Continental to produce lower cost ESC and ACC solutions




With new safety regulations by both the US Federal government and European Union mandating Electronic Stability Control (ESC) as mandatory for all cars starting from 2011, automotive electronics giant like Continental is set to cash in the new development. The ESC market is largely dominated by the twin German giants of Bosch (which patents their ESC solutions under the ESP name) and Continental. Besides USA and the EU, Australia is also mandating ESC as compulsory for all cars including SUVs from 2013. The Aussie government is also considering to extend this requirement to commercial vehicles like utes, which are hugely popular in Australia and is often use for dual-purpose (private and commercial).

With the eventual wider adoption of ESC, Continental revealed that it is working to lower the cost of ESC (expected by observers to be a ten fold reduction) to enable them to be included in "affordable" cars, defined by Continental as cars costing less than 10,000 Euros (USD 14,350). The hardware of Continental's next generation ESC solutions will be one-third smaller and one-third lighter but the company stop short of providing anymore specifics.

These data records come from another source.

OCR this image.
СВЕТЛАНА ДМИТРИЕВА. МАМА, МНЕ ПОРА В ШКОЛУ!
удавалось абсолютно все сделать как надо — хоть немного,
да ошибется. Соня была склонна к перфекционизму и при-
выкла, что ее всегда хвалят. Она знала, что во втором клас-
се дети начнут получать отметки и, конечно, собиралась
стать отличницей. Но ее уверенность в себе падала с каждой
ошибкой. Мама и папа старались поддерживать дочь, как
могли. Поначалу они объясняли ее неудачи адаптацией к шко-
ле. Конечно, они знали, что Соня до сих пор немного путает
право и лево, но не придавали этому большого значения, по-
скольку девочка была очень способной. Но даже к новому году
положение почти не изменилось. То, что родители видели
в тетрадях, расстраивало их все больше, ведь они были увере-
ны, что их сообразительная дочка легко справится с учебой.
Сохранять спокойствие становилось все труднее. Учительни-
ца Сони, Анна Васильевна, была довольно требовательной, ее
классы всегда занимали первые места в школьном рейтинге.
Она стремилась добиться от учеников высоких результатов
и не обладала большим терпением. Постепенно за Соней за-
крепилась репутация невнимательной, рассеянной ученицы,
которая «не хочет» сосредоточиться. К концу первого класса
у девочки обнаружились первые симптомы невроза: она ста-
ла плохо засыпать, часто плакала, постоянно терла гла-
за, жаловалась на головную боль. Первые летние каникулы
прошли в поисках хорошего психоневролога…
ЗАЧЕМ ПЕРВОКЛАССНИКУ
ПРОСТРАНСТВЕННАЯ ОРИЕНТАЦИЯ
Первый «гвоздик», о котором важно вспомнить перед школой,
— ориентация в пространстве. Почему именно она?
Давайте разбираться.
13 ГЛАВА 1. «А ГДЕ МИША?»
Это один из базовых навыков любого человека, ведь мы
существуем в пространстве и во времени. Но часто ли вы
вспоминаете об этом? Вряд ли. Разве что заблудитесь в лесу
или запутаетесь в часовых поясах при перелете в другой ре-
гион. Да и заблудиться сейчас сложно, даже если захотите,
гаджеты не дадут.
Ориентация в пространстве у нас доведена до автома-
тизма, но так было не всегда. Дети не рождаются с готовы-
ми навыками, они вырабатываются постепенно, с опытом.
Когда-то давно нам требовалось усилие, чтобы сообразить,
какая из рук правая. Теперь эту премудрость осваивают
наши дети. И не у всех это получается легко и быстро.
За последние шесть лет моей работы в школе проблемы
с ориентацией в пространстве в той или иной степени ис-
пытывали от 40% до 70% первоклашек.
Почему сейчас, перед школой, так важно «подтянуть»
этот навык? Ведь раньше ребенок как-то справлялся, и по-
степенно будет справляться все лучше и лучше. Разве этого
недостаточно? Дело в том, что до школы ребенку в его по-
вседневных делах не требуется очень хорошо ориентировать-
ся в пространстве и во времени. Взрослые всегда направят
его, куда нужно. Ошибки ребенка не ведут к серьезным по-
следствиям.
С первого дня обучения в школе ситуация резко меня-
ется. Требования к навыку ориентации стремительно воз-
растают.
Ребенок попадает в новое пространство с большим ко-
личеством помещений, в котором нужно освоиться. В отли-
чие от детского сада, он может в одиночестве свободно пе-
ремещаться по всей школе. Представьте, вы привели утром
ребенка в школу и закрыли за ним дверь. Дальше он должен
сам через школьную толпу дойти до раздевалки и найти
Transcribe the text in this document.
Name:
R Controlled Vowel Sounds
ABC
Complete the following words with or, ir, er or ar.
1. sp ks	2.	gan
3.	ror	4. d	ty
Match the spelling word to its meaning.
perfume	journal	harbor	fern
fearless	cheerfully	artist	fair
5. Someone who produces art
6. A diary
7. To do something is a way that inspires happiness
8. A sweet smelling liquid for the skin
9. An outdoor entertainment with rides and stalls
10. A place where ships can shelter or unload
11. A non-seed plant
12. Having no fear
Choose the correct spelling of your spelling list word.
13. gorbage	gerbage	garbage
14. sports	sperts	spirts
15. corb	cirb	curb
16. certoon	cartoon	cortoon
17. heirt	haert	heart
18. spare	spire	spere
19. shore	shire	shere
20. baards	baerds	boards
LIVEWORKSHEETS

VW is Continental's single largest OEM customer, so expect the company's direction to hint at future developments of VW. As we have seen earlier, a Polo sedan is in the plans to penetrate developing markets of India, China and ASEAN.

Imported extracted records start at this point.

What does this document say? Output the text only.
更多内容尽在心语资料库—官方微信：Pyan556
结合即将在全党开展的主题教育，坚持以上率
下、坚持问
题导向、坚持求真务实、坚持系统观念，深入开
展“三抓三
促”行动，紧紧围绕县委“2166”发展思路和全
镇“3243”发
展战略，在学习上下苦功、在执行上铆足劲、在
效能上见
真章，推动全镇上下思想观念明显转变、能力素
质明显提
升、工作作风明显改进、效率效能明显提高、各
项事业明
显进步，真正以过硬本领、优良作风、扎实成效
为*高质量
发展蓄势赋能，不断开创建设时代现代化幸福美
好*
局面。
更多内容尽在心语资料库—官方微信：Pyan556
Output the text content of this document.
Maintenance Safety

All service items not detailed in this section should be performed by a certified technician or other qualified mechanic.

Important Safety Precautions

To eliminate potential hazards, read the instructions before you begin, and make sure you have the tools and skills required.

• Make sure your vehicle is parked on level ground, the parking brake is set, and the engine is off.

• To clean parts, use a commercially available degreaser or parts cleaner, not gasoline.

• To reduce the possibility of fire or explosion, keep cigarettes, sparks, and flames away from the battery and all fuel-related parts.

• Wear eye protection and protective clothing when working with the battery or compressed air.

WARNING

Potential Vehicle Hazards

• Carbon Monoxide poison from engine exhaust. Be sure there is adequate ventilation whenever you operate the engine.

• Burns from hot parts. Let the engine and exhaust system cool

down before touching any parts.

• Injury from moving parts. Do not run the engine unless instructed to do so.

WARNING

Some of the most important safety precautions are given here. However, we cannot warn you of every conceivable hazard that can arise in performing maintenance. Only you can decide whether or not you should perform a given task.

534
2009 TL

Like many, this author considers ESC to be most important safety feature after seatbelts. Currently, the cheapest car that can be had in Malaysia that comes fitted with ESC as standard is the Kia Forte.


The next item that Continental is seriously looking to reduce cost is adaptive cruise control (ACC), which slows down the car automatically depending on traffic conditions ahead, guided by a milimeter wave radar mounted behind the front grille. ACC is currently a feature under the preserve of luxury cars. And most ACC currently operate using the 77-GHz spectrum. Continental is said to be working on a lower cost solution that works using 24-GHz spectrum. Dynamically, the only difference is that the 24-GHz systems works at speeds up to 150km/h, rather than 200km/h limit that 77-GHz systems can operate at. For regular sized vehicles like a Ford Focus and VW Golf, the system's operating range is acceptable.

This next phase in ACC development is long overdue. The reason for this delay is summed up by Ralf Cramer, Continental's President of chassis and safety division, as "German engineers engineer for German requirements. We will stop that. It's wrong for the rest of the world markets." (LOL!) Cramer was commenting that German engineers tend to design systems to work under the famed German autobahns where the average speed is around 130km/h, with a fair number of stretches that are deregulated and cars regularly travel in excess of 180km/h to 200km/h.